For one thing, considering Avengers is being positioned as a big co-op game, it’s strange to not show any multiplayer gameplay, even after all this time. In one brief moment as Thor, a CPU-controlled Iron Man flies in to dispatch a couple of enemies and exchange banter. Otherwise, the mission focused on one Avenger at a time, with character interactions coming through rather trite radio chatter instead. As such, there was no indication given as to how team-up gameplay will work, either in singleplayer or in co-operative play.

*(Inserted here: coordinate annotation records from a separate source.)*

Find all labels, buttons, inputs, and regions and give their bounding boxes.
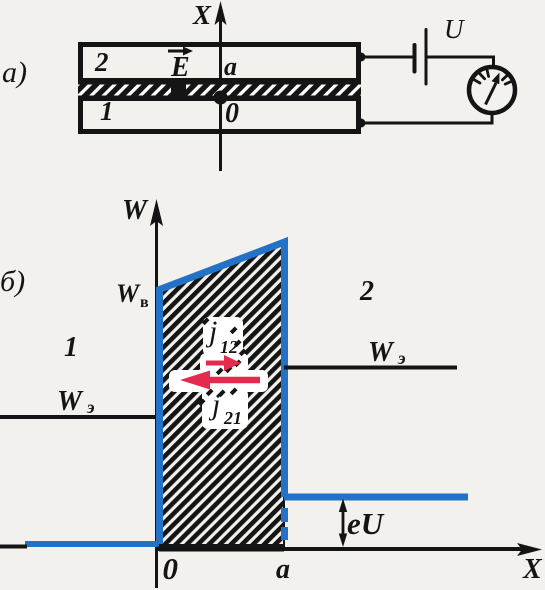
barrier bottom edge xyxy=(159,544,284,552)
svg-text:X: X xyxy=(192,0,212,30)
axis X (part b) arrowhead xyxy=(517,543,542,556)
junction dot top xyxy=(357,53,366,62)
svg-text:W: W xyxy=(368,337,395,368)
wire battery to galvanometer xyxy=(426,57,494,68)
strip black patch under E xyxy=(171,84,186,96)
axis W arrowhead xyxy=(150,199,163,226)
blue dashed continuation xyxy=(281,508,288,522)
svg-text:а): а) xyxy=(2,56,27,89)
svg-text:1: 1 xyxy=(100,96,114,126)
blue level bottom-left xyxy=(25,541,158,547)
svg-text:12: 12 xyxy=(220,337,238,357)
galvanometer ticks xyxy=(475,71,511,85)
dielectric strip black band xyxy=(78,78,361,101)
blue barrier outline xyxy=(160,242,285,546)
current j12 red arrow xyxy=(206,361,228,366)
svg-text:б): б) xyxy=(0,265,25,298)
svg-text:э: э xyxy=(397,348,405,368)
barrier hatch polygon xyxy=(159,242,284,551)
white clearing for current arrows xyxy=(169,317,268,429)
svg-text:в: в xyxy=(140,294,149,311)
svg-text:21: 21 xyxy=(223,408,242,428)
svg-text:2: 2 xyxy=(359,276,374,307)
junction dot bottom xyxy=(357,119,366,128)
svg-text:W: W xyxy=(122,195,149,226)
battery plate long xyxy=(425,30,428,85)
svg-text:1: 1 xyxy=(64,332,78,363)
current j21 red arrow xyxy=(206,377,260,384)
dielectric strip hatch xyxy=(78,85,361,96)
axis W vertical line xyxy=(155,218,158,588)
svg-text:E: E xyxy=(170,52,190,83)
wire top (plates to battery) xyxy=(359,56,414,59)
battery plate short xyxy=(413,45,417,72)
svg-text:U: U xyxy=(444,14,465,44)
W_э level right line xyxy=(284,366,457,370)
svg-text:a: a xyxy=(276,554,290,585)
hatch remnant dots xyxy=(198,317,247,406)
svg-text:э: э xyxy=(86,397,94,417)
vector E arrow xyxy=(168,50,186,53)
svg-text:X: X xyxy=(522,554,543,585)
wire galvanometer bottom xyxy=(361,113,492,123)
svg-text:0: 0 xyxy=(225,98,239,129)
axis X (part b) xyxy=(0,545,27,549)
axis X (part a) vertical line xyxy=(219,18,222,171)
W_э level left line xyxy=(0,415,156,419)
svg-text:0: 0 xyxy=(163,551,179,586)
svg-text:W: W xyxy=(116,279,141,308)
svg-text:W: W xyxy=(57,386,84,417)
svg-text:2: 2 xyxy=(94,47,109,77)
svg-text:eU: eU xyxy=(347,506,385,541)
svg-text:a: a xyxy=(224,52,237,81)
galvanometer circle xyxy=(469,67,515,113)
origin dot (part a) xyxy=(214,91,228,105)
plates outer box xyxy=(81,45,359,132)
galvanometer needle xyxy=(486,83,497,105)
axis X (part a) arrowhead xyxy=(215,1,227,25)
blue level right (lowered vacuum) xyxy=(284,494,468,501)
eU arrow xyxy=(342,505,345,541)
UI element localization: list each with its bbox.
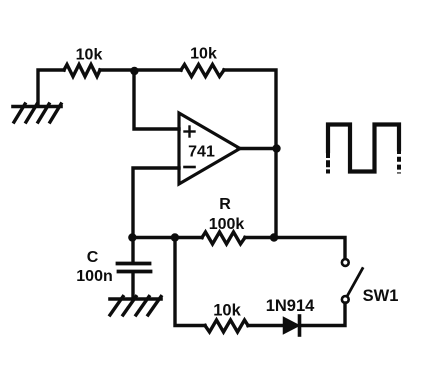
svg-text:10k: 10k: [76, 47, 103, 64]
resistor R2 10k (top feedback): [181, 65, 224, 77]
op-amp plus pin mark: [185, 127, 195, 137]
wire non-inverting input: [134, 71, 179, 129]
svg-text:100n: 100n: [76, 268, 112, 285]
capacitor C1 top plate: [118, 262, 150, 266]
svg-text:10k: 10k: [190, 46, 217, 63]
ground G2 (below capacitor): [110, 297, 161, 316]
switch SW1 top contact: [342, 259, 349, 266]
op-amp minus pin mark: [185, 166, 195, 169]
square wave output symbol: [328, 125, 399, 172]
wire node A to R2: [134, 68, 181, 71]
capacitor C1 top lead: [131, 238, 134, 262]
node A junction dot: [130, 67, 138, 75]
wire inverting input: [133, 168, 179, 238]
resistor R3 100k: [202, 232, 245, 244]
wire op-amp output: [238, 147, 276, 150]
wire R row left segment: [132, 236, 202, 239]
svg-text:10k: 10k: [213, 302, 241, 320]
diode D1 1N914 triangle: [284, 318, 300, 334]
wire diode to R4: [248, 324, 284, 327]
wire R3 to switch corner: [245, 238, 345, 260]
node C junction dot (cap / inverting): [128, 233, 136, 241]
op-amp U1 triangle: [179, 113, 240, 184]
resistor R1 10k (top-left): [64, 65, 100, 77]
wire R4 to left corner up to node D: [175, 238, 205, 326]
svg-text:741: 741: [188, 144, 215, 161]
square wave faded right edge: [397, 149, 401, 174]
wire ground G1 to top rail: [38, 70, 64, 106]
node E junction dot (rail meets R row): [270, 233, 278, 241]
svg-text:1N914: 1N914: [266, 297, 315, 315]
wire R1 to node A: [100, 68, 134, 71]
node D junction dot (to bottom branch): [171, 233, 179, 241]
square wave faded left edge: [326, 151, 330, 174]
svg-text:R: R: [219, 196, 231, 213]
capacitor C1 bottom lead: [131, 273, 134, 298]
wire right rail down to R row: [274, 148, 277, 238]
diode D1 1N914 cathode bar: [298, 316, 302, 335]
wire switch to bottom row: [302, 303, 345, 326]
resistor R4 10k (bottom): [205, 320, 248, 332]
switch SW1 lever: [348, 269, 363, 296]
ground G1 (top-left): [13, 104, 61, 122]
switch SW1 bottom contact: [342, 296, 349, 303]
svg-text:100k: 100k: [209, 216, 245, 233]
wire R2 to right rail corner: [224, 70, 276, 148]
node B output junction dot: [272, 144, 280, 152]
capacitor C1 bottom plate: [119, 270, 151, 274]
svg-text:SW1: SW1: [363, 287, 399, 305]
svg-text:C: C: [87, 249, 99, 266]
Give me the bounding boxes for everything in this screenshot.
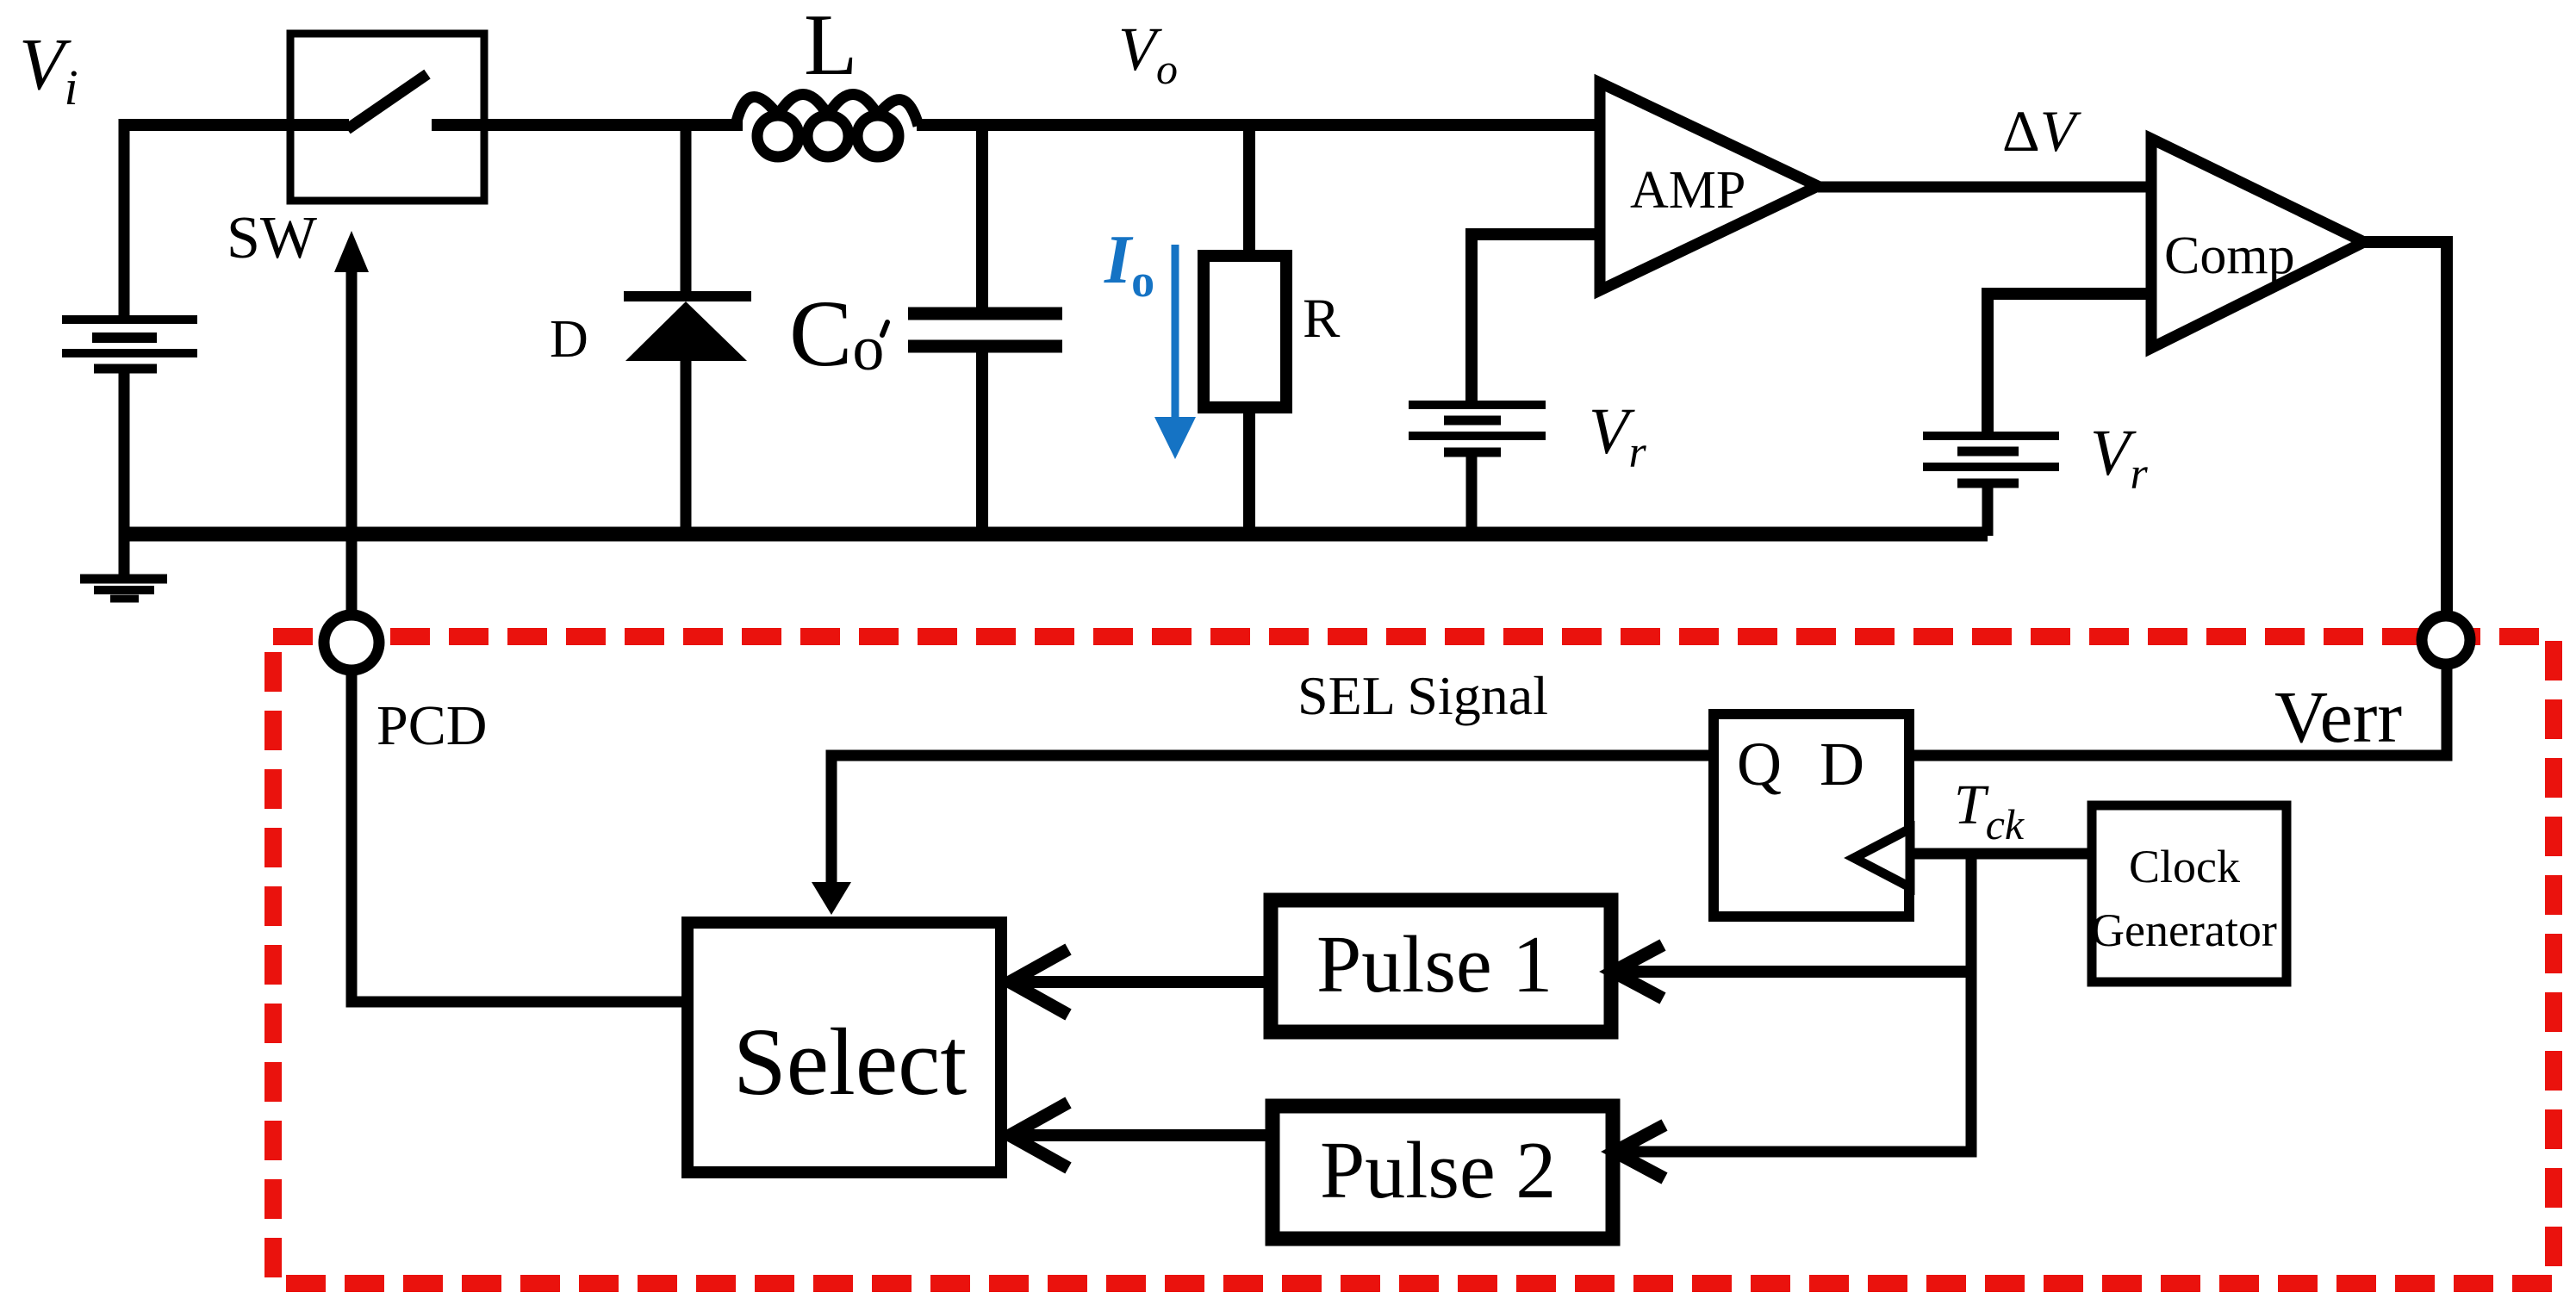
svg-text:Generator: Generator [2091,904,2277,956]
wire battery to bottom rail [119,370,130,536]
svg-text:Pulse 2: Pulse 2 [1320,1126,1556,1215]
wire Comp lower input [1988,294,2151,432]
ground [80,534,167,599]
pulse generator Pulse 1 [1271,900,1611,1032]
wire clock Tck to flip-flop [1914,848,2088,860]
battery Vr2 [1923,417,2148,536]
svg-text:L: L [804,0,857,94]
wire SEL signal Q to Select (arrow down) [831,755,1708,887]
switch SW [227,34,484,271]
svg-text:SEL Signal: SEL Signal [1297,665,1548,726]
SEL controller boundary (red dashed box) [273,637,2554,1283]
op-amp AMP [1600,83,1818,290]
svg-text:D: D [550,310,588,369]
pulse generator Pulse 2 [1272,1106,1613,1239]
wire Pulse1 to Select (chevron arrow) [1021,976,1264,988]
wire inductor to AMP (node Vo rail) [917,119,1602,131]
capacitor Co [789,119,1062,536]
diode D [550,119,751,536]
resistor R [1204,119,1341,536]
node Verr circle [2422,616,2470,664]
svg-text:R: R [1303,288,1341,350]
flip-flop QD [1714,714,1910,917]
wire PCD to Select [352,669,681,1002]
battery Vi [62,320,197,369]
svg-text:Select: Select [733,1010,967,1115]
wire Comp output to node Verr [2364,242,2447,613]
svg-text:PCD: PCD [376,694,487,757]
select block [688,923,1001,1172]
wire AMP output (ΔV) [1818,182,2151,193]
svg-text:D: D [1820,730,1864,799]
wire Pulse2 to Select (chevron arrow) [1021,1129,1266,1141]
svg-text:Pulse 1: Pulse 1 [1316,920,1552,1010]
svg-text:SW: SW [227,205,317,271]
bottom rail (ground net) [124,527,1988,542]
svg-text:AMP: AMP [1630,161,1745,220]
wire switch to inductor [432,119,743,131]
battery Vr1 [1409,395,1646,536]
wire Vi rail down to battery [119,119,130,318]
wire PCD to switch gate (arrow up) [346,269,358,613]
wire AMP lower input [1472,234,1600,403]
wire clock junction down to pulses [1628,854,1971,1152]
clock generator block [2091,805,2287,982]
svg-text:Verr: Verr [2274,675,2402,758]
svg-text:ΔV: ΔV [2002,98,2082,164]
inductor L [735,0,918,157]
wire to Pulse1 (chevron arrow) [1627,966,1971,978]
current Io arrow (blue) [1104,222,1196,459]
wire Vi rail to switch [121,119,349,131]
svg-text:Clock: Clock [2129,841,2240,892]
wire Verr to D input of flip-flop [1914,668,2447,755]
node PCD circle [324,615,379,670]
svg-text:Q: Q [1737,730,1782,799]
wire to Pulse2 (chevron arrow) [1615,1125,1664,1178]
comparator Comp [2151,139,2364,348]
svg-text:Comp: Comp [2164,227,2295,285]
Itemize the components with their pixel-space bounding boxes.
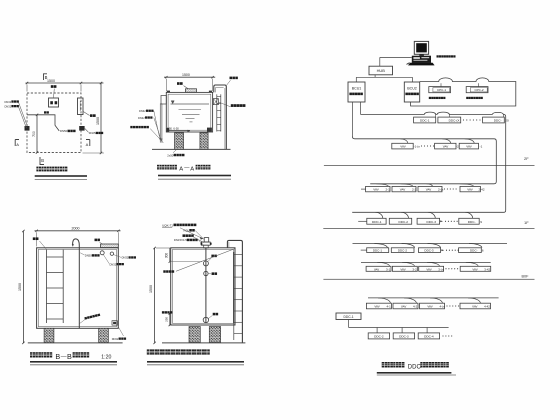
svg-text:DDC: DDC: [408, 364, 422, 370]
VAV-2-42 box: [460, 186, 480, 191]
svg-text:DDC-: DDC-: [470, 249, 478, 253]
section marker B bottom: [40, 157, 44, 165]
dots DDC branch row: [442, 335, 443, 336]
svg-text:DN32: DN32: [110, 262, 117, 266]
svg-text:VAV: VAV: [443, 145, 449, 149]
svg-text:1:20: 1:20: [101, 354, 111, 360]
svg-text:VAV: VAV: [400, 267, 405, 271]
ladder right sensor drawing: [233, 252, 235, 340]
dots roof DDC row: [463, 119, 464, 120]
pipe circle DN32 expansion B-B: [100, 251, 104, 255]
svg-text:CPC-1: CPC-1: [437, 88, 446, 92]
svg-text:CPC-2: CPC-2: [474, 88, 483, 92]
svg-text:VAV: VAV: [373, 188, 379, 192]
svg-text:DDC-2: DDC-2: [399, 220, 409, 224]
label float lower: [212, 272, 215, 275]
svg-text:DDC-2: DDC-2: [374, 335, 384, 339]
svg-text:-1: -1: [480, 145, 483, 149]
dim line 1500 section A-A: [164, 76, 215, 78]
DDC-3 1F box: [417, 218, 440, 224]
VAV-4 bus: [368, 297, 499, 299]
svg-text:3-1: 3-1: [386, 267, 391, 271]
svg-text:VAV: VAV: [427, 305, 432, 309]
DDC-1 1F box: [367, 218, 386, 224]
computer system unit: [412, 56, 431, 63]
controller CPC-1: [429, 87, 451, 93]
bus loop BCU2 to chiller controllers: [411, 78, 516, 106]
tank shell sensor drawing: [171, 248, 235, 325]
svg-text:2-42: 2-42: [479, 188, 485, 192]
svg-text:VAV: VAV: [472, 267, 477, 271]
dim line 700 left: [36, 115, 38, 153]
DDC-1 master box basement: [336, 313, 361, 320]
wire drops DDC roof row: [435, 114, 437, 117]
label three-way valve pipe A-A: [130, 126, 132, 128]
VAV-2-2 box: [392, 186, 416, 191]
wire DDC-1 master to branch: [348, 320, 350, 328]
VAV-4-1 box: [366, 303, 391, 309]
tank bottom right drain block A-A: [207, 128, 212, 132]
DDC-2 1F box: [389, 218, 411, 224]
label level sensor A-A: [231, 104, 234, 107]
svg-text:—: —: [61, 354, 67, 360]
svg-text:DDC-: DDC-: [468, 220, 476, 224]
title section A-A: [157, 165, 162, 170]
VAV-3-(n box: [419, 266, 444, 271]
drain valve bottom right B-B: [112, 321, 117, 325]
label adapter flange: [183, 234, 186, 237]
VAV-4-(n box: [420, 303, 445, 309]
wire drop CPC-1: [440, 83, 442, 86]
DDC-1 basement box: [367, 248, 389, 253]
dim line 1500 top: [26, 82, 104, 84]
svg-text:A: A: [179, 166, 183, 172]
label overflow pipe A-A: [230, 77, 233, 80]
svg-text:DN50: DN50: [60, 129, 68, 133]
svg-text:2-2: 2-2: [412, 188, 417, 192]
svg-text:BCU1: BCU1: [352, 86, 362, 90]
dim line 1500 left sensor drawing: [154, 248, 156, 343]
svg-text:VAV: VAV: [472, 305, 477, 309]
foundation right B-B: [99, 328, 109, 342]
ground line A-A: [152, 148, 231, 150]
svg-text:DDC-1: DDC-1: [343, 315, 353, 319]
wire BCU1 to DDC bus: [360, 102, 362, 114]
dots VAV-2 row: [444, 188, 445, 189]
svg-text:DDC-1: DDC-1: [420, 119, 430, 123]
svg-text:VAV: VAV: [400, 188, 406, 192]
dots VAV-4 row: [446, 305, 447, 306]
svg-text:A: A: [16, 142, 19, 147]
svg-text:KQL: KQL: [184, 229, 190, 233]
water level mark A-A: [171, 101, 174, 104]
label ladder B-B: [33, 237, 36, 240]
svg-text:DDC-2: DDC-2: [398, 249, 407, 253]
foundation left A-A: [175, 133, 184, 150]
wire drops VAV-4 row: [378, 298, 390, 303]
manhole cover on tank top A-A: [186, 89, 197, 92]
computer stand: [419, 54, 424, 56]
svg-text:HUB: HUB: [377, 68, 386, 73]
DDC bus roof row with riser: [352, 112, 506, 212]
riser BCU1 to VAV bus: [352, 102, 354, 137]
svg-text:-2: -2: [456, 145, 459, 149]
svg-text:2-(n: 2-(n: [438, 188, 444, 192]
controller CPC-2: [466, 87, 488, 93]
DDC-20 roof box: [483, 117, 505, 123]
svg-text:UQK-71: UQK-71: [162, 223, 173, 227]
svg-text:A: A: [86, 142, 89, 147]
DDC-1 roof box: [414, 117, 436, 123]
dots VAV 2F row: [421, 145, 422, 146]
svg-text:20: 20: [505, 119, 509, 123]
svg-text:B: B: [67, 352, 72, 361]
foundation left B-B: [44, 328, 54, 342]
water level lines A-A: [171, 103, 210, 105]
svg-text:2x50: 2x50: [167, 153, 174, 157]
dots VAV-3 row: [445, 268, 446, 269]
left wall fitting plan: [25, 126, 30, 131]
svg-text:VAV: VAV: [467, 188, 473, 192]
VAV-3-1 box: [366, 266, 391, 271]
tank A-A outer shell: [166, 92, 212, 132]
foundation left sensor drawing: [189, 327, 200, 343]
svg-text:700: 700: [32, 131, 36, 137]
svg-text:VAV: VAV: [400, 145, 406, 149]
svg-text:DDC-3: DDC-3: [399, 335, 409, 339]
DDC-9 1F box: [459, 218, 479, 224]
svg-text:4-1: 4-1: [387, 305, 392, 309]
computer base shadow: [408, 63, 434, 65]
overflow pipe line in plan: [27, 115, 59, 131]
HUB box: [369, 66, 393, 75]
svg-text:DN32: DN32: [5, 104, 12, 108]
DDC basement bus: [353, 243, 508, 245]
title underline DDC schematic: [377, 372, 452, 374]
wire drops VAV 2F row: [400, 139, 408, 144]
ladder A-A: [216, 94, 218, 131]
sensor head stack: [204, 238, 209, 242]
label manhole A-A: [177, 82, 180, 85]
title tank plan: [36, 167, 41, 172]
section marker B top: [44, 74, 48, 80]
wire drops DDC 1F row: [375, 212, 383, 218]
svg-text:3-(n: 3-(n: [438, 267, 444, 271]
wire computer to HUB: [380, 56, 412, 58]
VAV-1-2 box: [435, 143, 456, 149]
svg-text:VAV: VAV: [426, 267, 431, 271]
svg-text:VAV: VAV: [374, 267, 379, 271]
DDC-3 branch box: [393, 333, 414, 339]
label manhole B-B: [95, 239, 98, 242]
svg-text:VAV: VAV: [466, 145, 472, 149]
svg-text:9: 9: [480, 220, 482, 224]
svg-text:B: B: [41, 158, 44, 163]
floor line 1F: [323, 228, 534, 230]
float ball lower: [204, 271, 208, 275]
svg-text:VAV: VAV: [374, 305, 379, 309]
arrow and dots DDC basement row: [442, 250, 444, 252]
central computer monitor: [414, 41, 428, 54]
svg-text:DN32: DN32: [139, 109, 146, 113]
svg-text:1500: 1500: [149, 285, 153, 293]
tank inner wall leader line: [176, 249, 235, 272]
dim line 1500 left B-B: [22, 231, 24, 343]
svg-text:VAV: VAV: [401, 305, 406, 309]
label ladder plan: [90, 114, 93, 117]
svg-text:DN25: DN25: [89, 131, 96, 135]
title section B-B: [30, 352, 35, 357]
svg-text:4-42: 4-42: [484, 305, 490, 309]
VAV-2-(n box: [418, 186, 442, 191]
label float upper: [211, 255, 214, 258]
ladder in plan: [78, 98, 84, 115]
dim line 1500 right: [100, 83, 102, 153]
label tank inner wall: [163, 270, 165, 272]
external pipe right sensor drawing: [227, 240, 242, 343]
svg-text:DN15X4.5: DN15X4.5: [174, 238, 187, 242]
VAV-4-42 box: [460, 303, 491, 309]
dim line 2000 top B-B: [35, 230, 121, 232]
VAV-2-1 box: [366, 186, 390, 191]
svg-text:4-(n: 4-(n: [440, 305, 446, 309]
dim 300 sensor depth: [169, 248, 171, 262]
manhole bar top right B-B: [101, 244, 119, 248]
svg-text:3-42: 3-42: [484, 267, 490, 271]
label central monitoring computer: [437, 55, 439, 57]
svg-text:1500: 1500: [47, 79, 55, 83]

According to the developers, Avengers will feature a variety of missions that can be played in both singleplayer and multiplayer, although it still isn’t clear on how any of that will work from either a gameplay or narrative perspective. It would have been helpful for the developers to show us a mission played in both single-player and multiplayer in order to better convey how the two game types compare and contrast.
Further, while it’s great to hear Square Enix promise multiple years’ worth of free post-launch content like new heroes and play areas, that still doesn’t tell us just how meaty the base game will be when it releases. Other “live service” titles like Destiny, Fallout 76 and Anthem all launched with a dearth of content, relying on significant updates in the following months to get up to snuff. Meanwhile, Square Enix says there won’t be any lootboxes in Avengers, which begs the question of how else the game may be monetized over time beyond the initial asking price of $79.99 CAD.
Nonetheless, the idea of a narrative-driven co-op game starring some of pop-culture’s most beloved characters is just too tantalizing to pass up. It’s all the more promising when you look at last year’s Marvel’s Spider-Man, which proved to be one of the best iterations of the nearly 60-year-old character to date. Hopefully, Crystal Dynamics and Eidos Montreal can do the same for Earth’s Mightiest Heroes.
Marvel’s Avengers will launch on May 15th, 2020 on PlayStation 4, Xbox One, PC and Google’s Stadia streaming service. Pre-ordering the game on the PS4 will net you early access to the game’s beta, although further details haven’t yet been disclosed.